In some stable elbow fractures, the bones may need to be repositioned before applying a splint or cast. In this procedure—called a closed reduction—your doctor gently moves the arm to manipulate the bones back into place. Your child will be given some form of sedation or anesthesia for this procedure.

Your doctor may schedule additional x-rays to make sure the bones stay in place as they heal.

Surgical Treatment

If the bone fragments are displaced, surgery may be required to ensure that the fracture heals fully.

Closed reduction and percutaneous pinning. In this procedure, the displaced bone fragments are repositioned during closed reduction and held in place with metal pins. The pins are inserted through the skin, into the bone and across the fracture. A splint is applied to protect the area for the first week, then is typically replaced with a cast. The pins and cast are removed after healing has begun, a few weeks after surgery.

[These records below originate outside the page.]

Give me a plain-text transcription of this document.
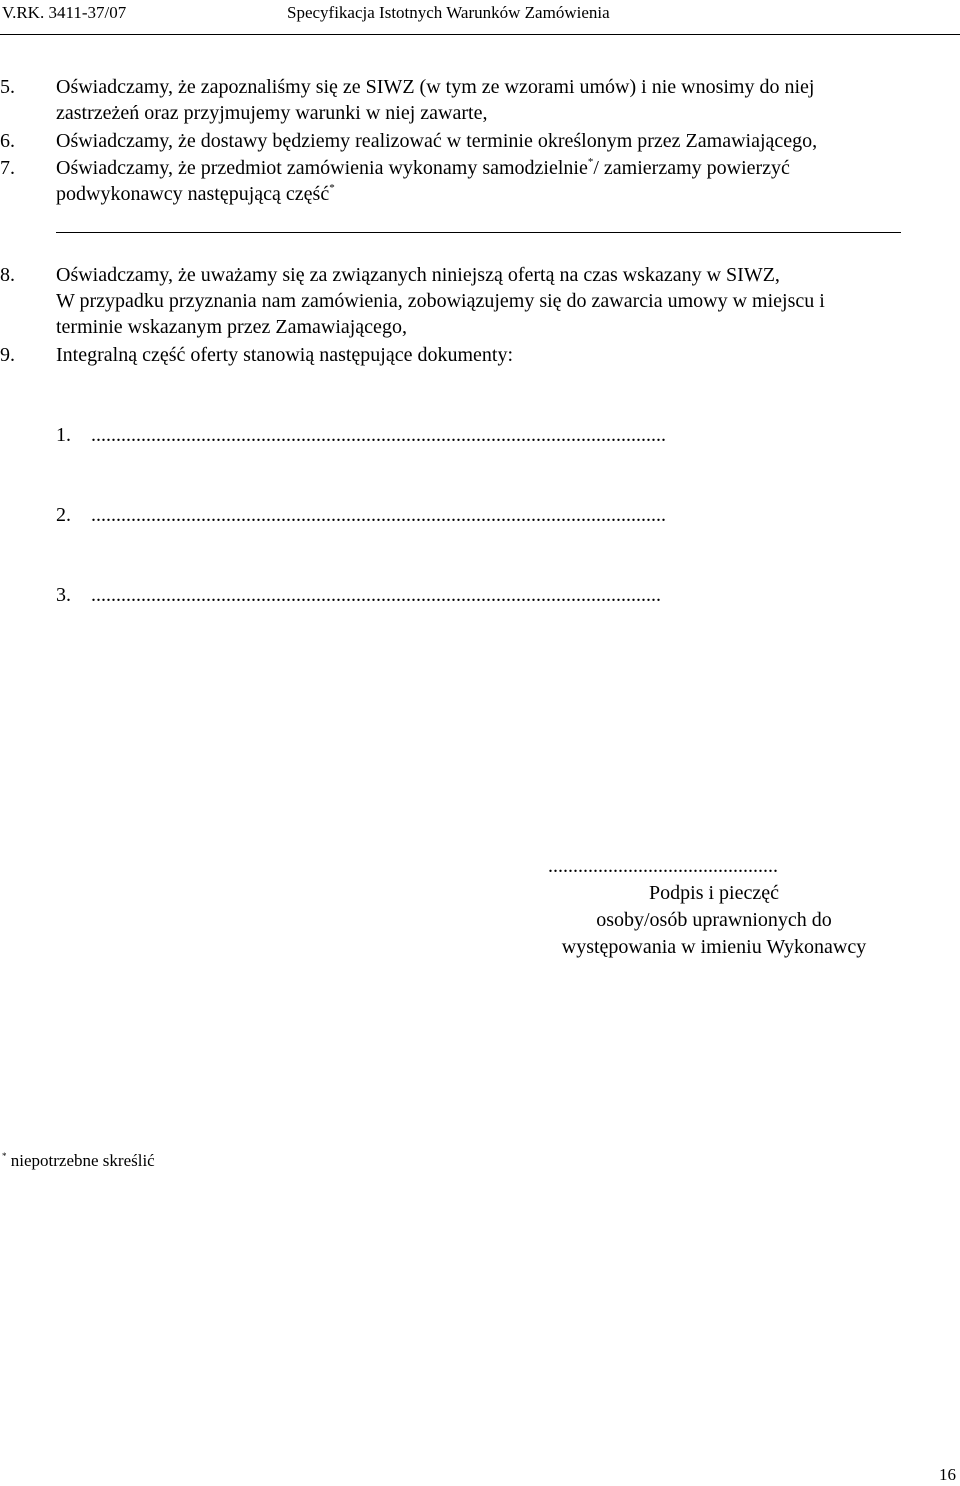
V.RK. 3411-37/07	Specyfikacja Istotnych Warunków Zamówienia
5. Oświadczamy, że zapoznaliśmy się ze SIWZ (w tym ze wzorami umów) i nie wnosimy do niej

zastrzeżeń oraz przyjmujemy warunki w niej zawarte,

6. Oświadczamy, że dostawy będziemy realizować w terminie określonym przez Zamawiającego,

7. Oświadczamy, że przedmiot zamówienia wykonamy samodzielnie*/ zamierzamy powierzyć

podwykonawcy następującą część*

8. Oświadczamy, że uważamy się za związanych niniejszą ofertą na czas wskazany w SIWZ,

W przypadku przyznania nam zamówienia, zobowiązujemy się do zawarcia umowy w miejscu i

terminie wskazanym przez Zamawiającego,

9. Integralną część oferty stanowią następujące dokumenty:

1. ...................................................................................................................
2. ...................................................................................................................
3. ..................................................................................................................
..............................................
Podpis i pieczęć
osoby/osób uprawnionych do
występowania w imieniu Wykonawcy
* niepotrzebne skreślić
16
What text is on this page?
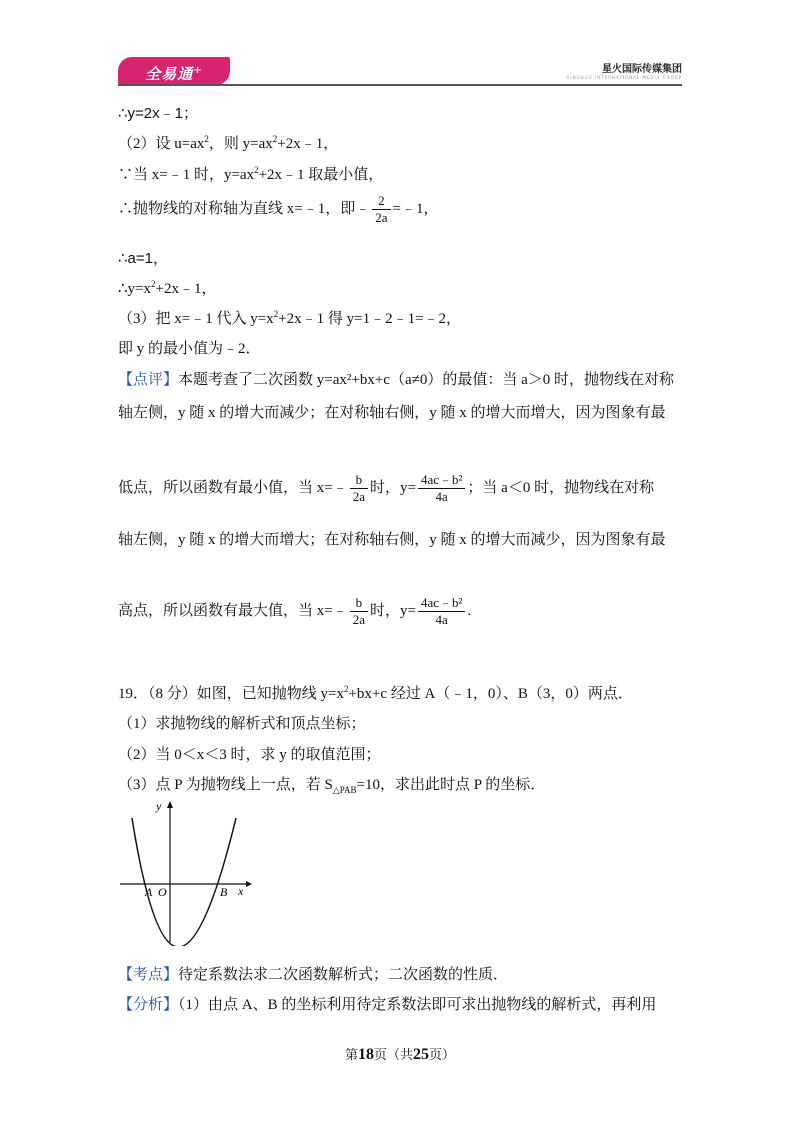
全易通+	星火国际传媒集团
XINGHUO INTERNATIONAL MEDIA GROUP
∴y=2x﹣1；
（2）设 $u=ax^2$，则 $y=ax^2+2x﹣1$，
∵当 x=﹣1 时，$y=ax^2+2x﹣1$ 取最小值，
∴抛物线的对称轴为直线 x=﹣1，即﹣ $\frac{2}{2a}$ =﹣1，
∴a=1，
$\therefore y=x^2+2x﹣1$，
（3）把 x=﹣1 代入 $y=x^2+2x﹣1$ 得 y=1﹣2﹣1=﹣2，
即 y 的最小值为﹣2．
【点评】本题考查了二次函数 y=ax²+bx+c（a≠0）的最值：当 a＞0 时，抛物线在对称
轴左侧，y 随 x 的增大而减少；在对称轴右侧，y 随 x 的增大而增大，因为图象有最
低点，所以函数有最小值，当 x=﹣ $\frac{b}{2a}$ 时，$y= \frac{\text{4ac﹣b²}}{4a}$ ；当 a＜0 时，抛物线在对称
轴左侧，y 随 x 的增大而增大；在对称轴右侧，y 随 x 的增大而减少，因为图象有最
高点，所以函数有最大值，当 x=﹣ $\frac{b}{2a}$ 时，$y= \frac{\text{4ac﹣b²}}{4a}$ .
19．（8 分）如图，已知抛物线 $y=x^2+bx+c$ 经过 A（﹣1，0）、B（3，0）两点．
（1）求抛物线的解析式和顶点坐标；
（2）当 0＜x＜3 时，求 y 的取值范围；
（3）点 P 为抛物线上一点，若 $S_{\triangle PAB}=10$，求出此时点 P 的坐标．
y
x
A O	B
【考点】待定系数法求二次函数解析式；二次函数的性质．
【分析】（1）由点 A、B 的坐标利用待定系数法即可求出抛物线的解析式，再利用
第18页（共25页）
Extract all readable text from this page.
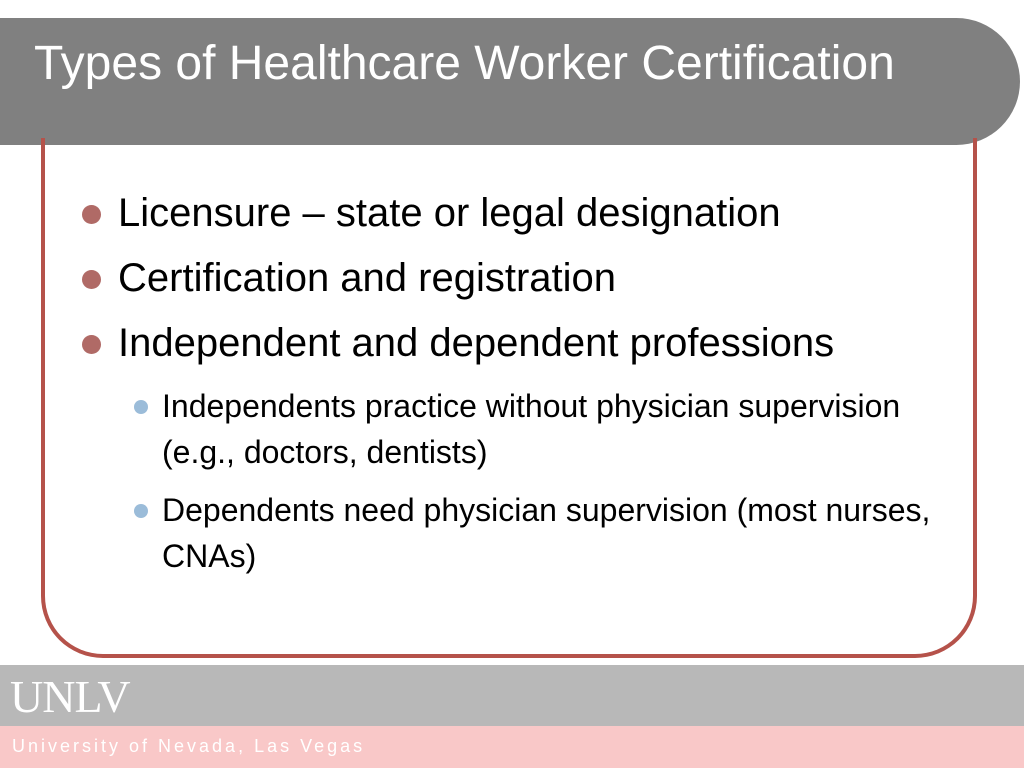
Types of Healthcare Worker Certification
Licensure – state or legal designation
Certification and registration
Independent and dependent professions
Independents practice without physician supervision (e.g., doctors, dentists)
Dependents need physician supervision (most nurses, CNAs)
UNLV
University of Nevada, Las Vegas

Open reduction and internal fixation. Open fractures, fractures that cannot be repositioned during a closed reduction, and fractures that are accompanied by nerve or vascular injuries require open surgery or open reduction and internal fixation.

 
Internal fixation of elbow fracture
This x-ray shows a supracondylar humerus fracture that has been put into the correct position and held in place with two pins. The pins will be removed after healing has begun.
Reproduced from Surgical management of pediatric fractures in the upper extremity, Flynn J, Sarwark J, Waters P, Bae D, Lemke L: Instr Course Lect 2003, 54: 635-645.

 

Recovery

Whether the fracture is treated by simple immobilization or with surgery, the arm will be placed in a cast or splint for 3 to 6 weeks, depending upon the fracture.

When the fracture is healed well enough, the doctor may recommend specific exercises to improve the range of motion in the joint.

In most cases, the elbow’s range of motion returns to normal, or has just a mild limitation.